Akşener’i Kutluyorum
Belli ki İyi Parti içinde halkta ve İyi Parti seçmeninde karşılığı olmayan ama örgütsel gücü olan bir klik, Meral Akşener’i o açıklamayı yapmaya zorladı. Bu klikin Cumhur İttifakı içinde MHP, sermaye içinde “Beşli Çete” ve derin devlet içinde bazı yapılarla bağı ve ilişkisi var. Tabii ki; Meral Akşener ve İyi Parti üst yönetimi başından itibaren Cumhurbaşkanı adaylığı için Ekrem İmamoğlu’nu tercih ediyordu. Nedeni ise; Erdoğan’ın kaybetmesi sonrası aynen ANAP gibi çözüleceğini öngördükleri AKP’nin seçmeni için cazibe merkezi olmak, merkez sağa tamamen oturmak ve birinci parti olmaktı. Meral Akşener’in başbakanlığa talip olması; geleceğe yönelik bu kurgunun tezahürüydü. “Kazanacak aday” açıklaması da bu bağlamda söylenmişti. CHP Genel Başkanı Kemal Kılıçdaroğu’nun Cumhurbaşkanı olmasının ise bu öngörünün gerçekleşmesini sekteye uğratabileceği düşünülüyordu. Bu tür şeyler siyasetin içinde var ve normal. Ama hiçbir zaman parti çıkarları Türkiye’nin çıkarları ve güvenliği ile çelişmemeli ve geleceğini tehlikeye atmamalıdır.
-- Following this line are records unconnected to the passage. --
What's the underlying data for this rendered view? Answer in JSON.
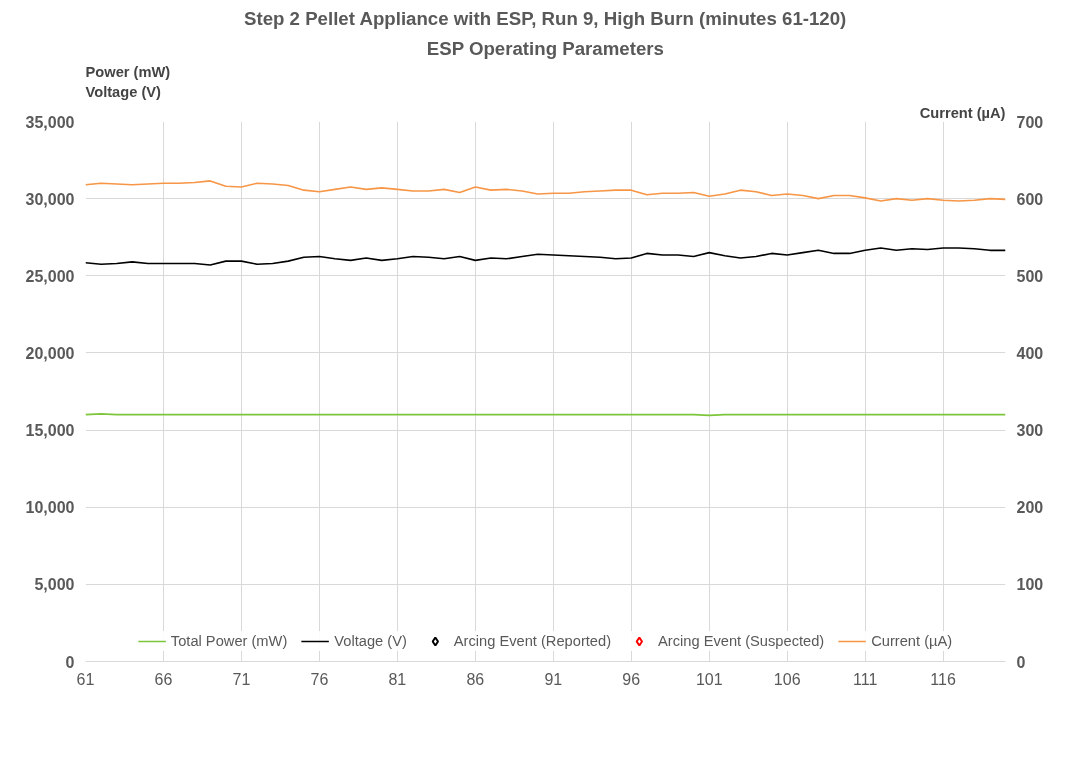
{
  "chart_data": {
    "type": "line",
    "title": "Step 2 Pellet Appliance with ESP, Run 9, High Burn (minutes 61-120)",
    "subtitle": "ESP Operating Parameters",
    "ylabel": "Power (mW)\nVoltage (V)",
    "y2label": "Current (µA)",
    "x": [
      61,
      62,
      63,
      64,
      65,
      66,
      67,
      68,
      69,
      70,
      71,
      72,
      73,
      74,
      75,
      76,
      77,
      78,
      79,
      80,
      81,
      82,
      83,
      84,
      85,
      86,
      87,
      88,
      89,
      90,
      91,
      92,
      93,
      94,
      95,
      96,
      97,
      98,
      99,
      100,
      101,
      102,
      103,
      104,
      105,
      106,
      107,
      108,
      109,
      110,
      111,
      112,
      113,
      114,
      115,
      116,
      117,
      118,
      119,
      120
    ],
    "xlim": [
      61,
      120
    ],
    "xticks": [
      61,
      66,
      71,
      76,
      81,
      86,
      91,
      96,
      101,
      106,
      111,
      116
    ],
    "ylim": [
      0,
      35000
    ],
    "yticks": [
      {
        "value": 0,
        "label": "0"
      },
      {
        "value": 5000,
        "label": "5,000"
      },
      {
        "value": 10000,
        "label": "10,000"
      },
      {
        "value": 15000,
        "label": "15,000"
      },
      {
        "value": 20000,
        "label": "20,000"
      },
      {
        "value": 25000,
        "label": "25,000"
      },
      {
        "value": 30000,
        "label": "30,000"
      },
      {
        "value": 35000,
        "label": "35,000"
      }
    ],
    "y2lim": [
      0,
      700
    ],
    "y2ticks": [
      0,
      100,
      200,
      300,
      400,
      500,
      600,
      700
    ],
    "grid": true,
    "legend": "bottom",
    "line_style": "solid",
    "series": [
      {
        "name": "Total Power (mW)",
        "color": "#7dc63c",
        "values": [
          16000,
          16050,
          16000,
          16000,
          16000,
          16000,
          16000,
          16000,
          16000,
          16000,
          16000,
          16000,
          16000,
          16000,
          16000,
          16000,
          16000,
          16000,
          16000,
          16000,
          16000,
          16000,
          16000,
          16000,
          16000,
          16000,
          16000,
          16000,
          16000,
          16000,
          16000,
          16000,
          16000,
          16000,
          16000,
          16000,
          16000,
          16000,
          16000,
          16000,
          15950,
          16000,
          16000,
          16000,
          16000,
          16000,
          16000,
          16000,
          16000,
          16000,
          16000,
          16000,
          16000,
          16000,
          16000,
          16000,
          16000,
          16000,
          16000,
          16000
        ]
      },
      {
        "name": "Voltage (V)",
        "color": "#000000",
        "values": [
          25850,
          25750,
          25800,
          25900,
          25800,
          25800,
          25800,
          25800,
          25700,
          25950,
          25950,
          25750,
          25800,
          25950,
          26200,
          26250,
          26100,
          26000,
          26150,
          26000,
          26100,
          26250,
          26200,
          26100,
          26250,
          26000,
          26150,
          26100,
          26250,
          26400,
          26350,
          26300,
          26250,
          26200,
          26100,
          26150,
          26450,
          26350,
          26350,
          26250,
          26500,
          26300,
          26150,
          26250,
          26450,
          26350,
          26500,
          26650,
          26450,
          26450,
          26650,
          26800,
          26650,
          26750,
          26700,
          26800,
          26800,
          26750,
          26650,
          26650
        ]
      },
      {
        "name": "Arcing Event (Reported)",
        "color": "#000000",
        "type": "scatter",
        "marker": "diamond",
        "values": [
          null,
          null,
          null,
          null,
          null,
          null,
          null,
          null,
          null,
          null,
          null,
          null,
          null,
          null,
          null,
          null,
          null,
          null,
          null,
          null,
          null,
          null,
          null,
          null,
          null,
          null,
          null,
          null,
          null,
          null,
          null,
          null,
          null,
          null,
          null,
          null,
          null,
          null,
          null,
          null,
          null,
          null,
          null,
          null,
          null,
          null,
          null,
          null,
          null,
          null,
          null,
          null,
          null,
          null,
          null,
          null,
          null,
          null,
          null,
          null
        ]
      },
      {
        "name": "Arcing Event (Suspected)",
        "color": "#ff0000",
        "type": "scatter",
        "marker": "diamond",
        "values": [
          null,
          null,
          null,
          null,
          null,
          null,
          null,
          null,
          null,
          null,
          null,
          null,
          null,
          null,
          null,
          null,
          null,
          null,
          null,
          null,
          null,
          null,
          null,
          null,
          null,
          null,
          null,
          null,
          null,
          null,
          null,
          null,
          null,
          null,
          null,
          null,
          null,
          null,
          null,
          null,
          null,
          null,
          null,
          null,
          null,
          null,
          null,
          null,
          null,
          null,
          null,
          null,
          null,
          null,
          null,
          null,
          null,
          null,
          null,
          null
        ]
      },
      {
        "name": "Current (µA)",
        "color": "#f79646",
        "axis": "y2",
        "values": [
          618,
          620,
          619,
          618,
          619,
          620,
          620,
          621,
          623,
          616,
          615,
          620,
          619,
          617,
          611,
          609,
          612,
          615,
          612,
          614,
          612,
          610,
          610,
          612,
          608,
          615,
          611,
          612,
          610,
          606,
          607,
          607,
          609,
          610,
          611,
          611,
          605,
          607,
          607,
          608,
          603,
          606,
          611,
          609,
          604,
          606,
          604,
          600,
          604,
          604,
          601,
          597,
          600,
          598,
          600,
          598,
          597,
          598,
          600,
          599
        ]
      }
    ]
  }
}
Sonunda mutlu sona ulaşıldı ve Meral Akşener liderliğinde İyi Parti, Millet İttifakına geri döndü ve geçtiğimiz Pazartesi akşamı Saadet Partisi Genel Merkezi önünde görkemli ve etkileyici ortak bir açıklamayla Kemal Kılıçdaroğlu’nun Cumhurbaşkanlığı adaylığı ilan edildi. Yanlıştan dönmek de bir erdemdir. Bu nedenle Akşener’i kutluyorum. Ama bu dönüşün mimarları İyi Parti seçmeni, İyi Parti örgütü ve İyi Parti içinde sağduyulu ve seçimin muhalefet tarafından kazanılmaması durumunda Türkiye’yi hangi tehlikelerin beklediğinin farkındalığı içinde bulunan İyi Partili Milletvekilleriydi. Çünkü Meral Akşener’in masayı terk etmesi, seçmende ve örgütte beklenen coşkuyu yaratmadığı gibi öfkeye neden olmuş ve hatta bazı istifaları bile tetiklemişti.
Altın Köprü
Meral Akşener, dönüşü ile hem partisini kurtarmış hem de Kemal Kılıçdaroğlu’nun seçilme şansını yüzde yüze çıkarmıştır. Artık, Kemal Bey açık ara seçilir. İktidar için ise iki hamle kaldı. Birincisi; seçime iştahlı görünüp el altından deprem bahanesi ile Anayasa ihlali yaptırarak Yüksek Seçim Kurulu’na (YSK) seçimi uzun süreli erteletmek. İkincisi ise 2015’de yaşadıklarımıza bile rahmet okutacak bir kaos planını devreye sokmak. Doğru olan, etik, demokratik ve yurtsever seçenek ise; Türkiye’yi daha fazla yormamak, kaynaklarını boş yere tükettirmemek ve daha fazla felakete taşımayarak istifa etmek, ülkeyi adil ve dürüst bir seçime götürmektir. Meral Akşener’in Altılı Masadan ayrılması ve açıklama yapması üzerine, karşı açıklamalar yapmayıp durumu tırmandırmayan, kötü sözler söylemeyen, çevresine itidal tavsiye eden ve işbirliğine yönelik köprüleri atmayan Kemal Kılıçdaroğlu’nu ayrıca kutluyorum. Çinli filozof ve stratejist Sun Tzu’nun öğretisine uygun olarak Meral Akşener’in onurlu bir dönüş yapmasına imkan sağlayan İmamoğlu ve Yavaş’ın Cumhurbaşkanlığı Yardımcılığı teklifine evet diyerek muhatabına “Altın Köprü” uzatması, her türlü takdirin üzerindedir.
Sonuç olarak; eteklerden dökülen taşların hedefi birbirimiz değil, ülkemizi felakete sürükleyen iktidar olmalıdır.